Robin Berjon wrote:
On Apr 05, 2006, at 23:24, Jonas Sicking wrote:
Robin Berjon wrote:
• "Need to define which IDL specification we are going to conform
to, if any."
This came up on xml-dev, where OMG IDL was blamed for the fact that
we have createElement() and createElementNS() in the DOM instead of
just one (there may be other reasons). I am all for forgetting
about OMG IDL, but I think we need to consider the following:
Some languages, like ECMAScript, don't have support for overloading,
so blaiming OMG IDL is a bit wrong.
ECMAScript isn't the language implementing these interfaces (just using
them), and even if it were it supports variable argument lists and
typeof which is all you need to implement.
ECMAScript is the implementation language for some interfaces, like
NodeFilter, XPathNSResolver and EventListener.
But yeah, you could probably stick the implementation of all overloaded
methods in a single function and then check the arguments array.
- some folks generate Java interfaces from the IDLs. I think we're
safe so long as we generate a binding from what we have (which is
easy to add to ReSpec, I can do it)
- some implementations (Mozilla?) seem to use OMG IDL. Would they
be fine with something else, or with hacking the something else
themselves, or if we generated something more kosher and let them
do whatever workaround they do to get around it for stuff they
already support?
Overloaded functions are a pain in mozilla. Since ECMAScript doesn't
have overloaded functions we end up having custom glue code
everywhere overloading and optional arguments exist.
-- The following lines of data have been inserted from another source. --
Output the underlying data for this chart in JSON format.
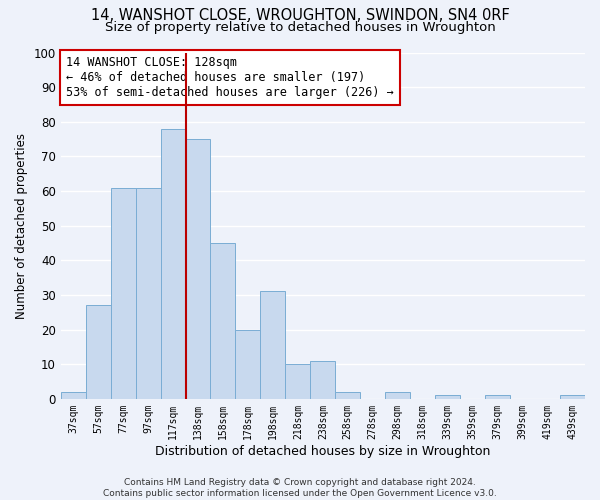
{
  "title": "14, WANSHOT CLOSE, WROUGHTON, SWINDON, SN4 0RF",
  "subtitle": "Size of property relative to detached houses in Wroughton",
  "xlabel": "Distribution of detached houses by size in Wroughton",
  "ylabel": "Number of detached properties",
  "bar_labels": [
    "37sqm",
    "57sqm",
    "77sqm",
    "97sqm",
    "117sqm",
    "138sqm",
    "158sqm",
    "178sqm",
    "198sqm",
    "218sqm",
    "238sqm",
    "258sqm",
    "278sqm",
    "298sqm",
    "318sqm",
    "339sqm",
    "359sqm",
    "379sqm",
    "399sqm",
    "419sqm",
    "439sqm"
  ],
  "bar_values": [
    2,
    27,
    61,
    61,
    78,
    75,
    45,
    20,
    31,
    10,
    11,
    2,
    0,
    2,
    0,
    1,
    0,
    1,
    0,
    0,
    1
  ],
  "bar_color": "#c8d9ee",
  "bar_edge_color": "#7aadd4",
  "background_color": "#eef2fa",
  "ylim": [
    0,
    100
  ],
  "vline_x": 4.5,
  "vline_color": "#bb0000",
  "annotation_text": "14 WANSHOT CLOSE: 128sqm\n← 46% of detached houses are smaller (197)\n53% of semi-detached houses are larger (226) →",
  "annotation_box_color": "#ffffff",
  "annotation_box_edge": "#cc0000",
  "footer_line1": "Contains HM Land Registry data © Crown copyright and database right 2024.",
  "footer_line2": "Contains public sector information licensed under the Open Government Licence v3.0.",
  "grid_color": "#ffffff",
  "title_fontsize": 10.5,
  "subtitle_fontsize": 9.5,
  "annotation_fontsize": 8.5
}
And since we're
using OMG IDL we have to stick functions with the same name in
separate interfaces which of course isn't a useful solution in the
long run.
But you have to deal with it already no? Notably for XHR. And is it as
painful for varying types and for optional arguments? Is there no way
of using DOMObject and then casting depending on the JS type? (just
asking)
Yes, we do deal with this already and every time we do the result is
worse then if there had been no overloading.
What we end up having to do is to have one interface that contains one
version of the function that takes the smallest subset of arguments that
is the same in all overloads, and another create a separate interface
that contains a version of the function that contains all arguments. The
latter is then marked as "hidden to scripts". The implementation of the
former then has to query the script-engine to see if any of the optional
arguments were provided and do datatype conversion manually on it.
Script callers will then end up using the first version and C++ callers
use the latter version.
This might get even worse now that we are adding support for multiple
script languages, but I have not yet seen the code for that.
Varying types could be even worse since you in theory would have to use
a separate interface for each overload, unless you can find a "lowest
common denominator". This is fine if the all types are objects, but if
an argument can be either a number or a string you have to create
number-Objects and string-Objects which is a hassle and bloats both
memory and sourcecode.
This is all a product of the fact that we have build our DOM scripting
implementation on a generic COM-scripting layer.
It is possible that this would be helped if we moved XPCOM away from
using OMG IDL, but that is a big change that I'm not sure if we could.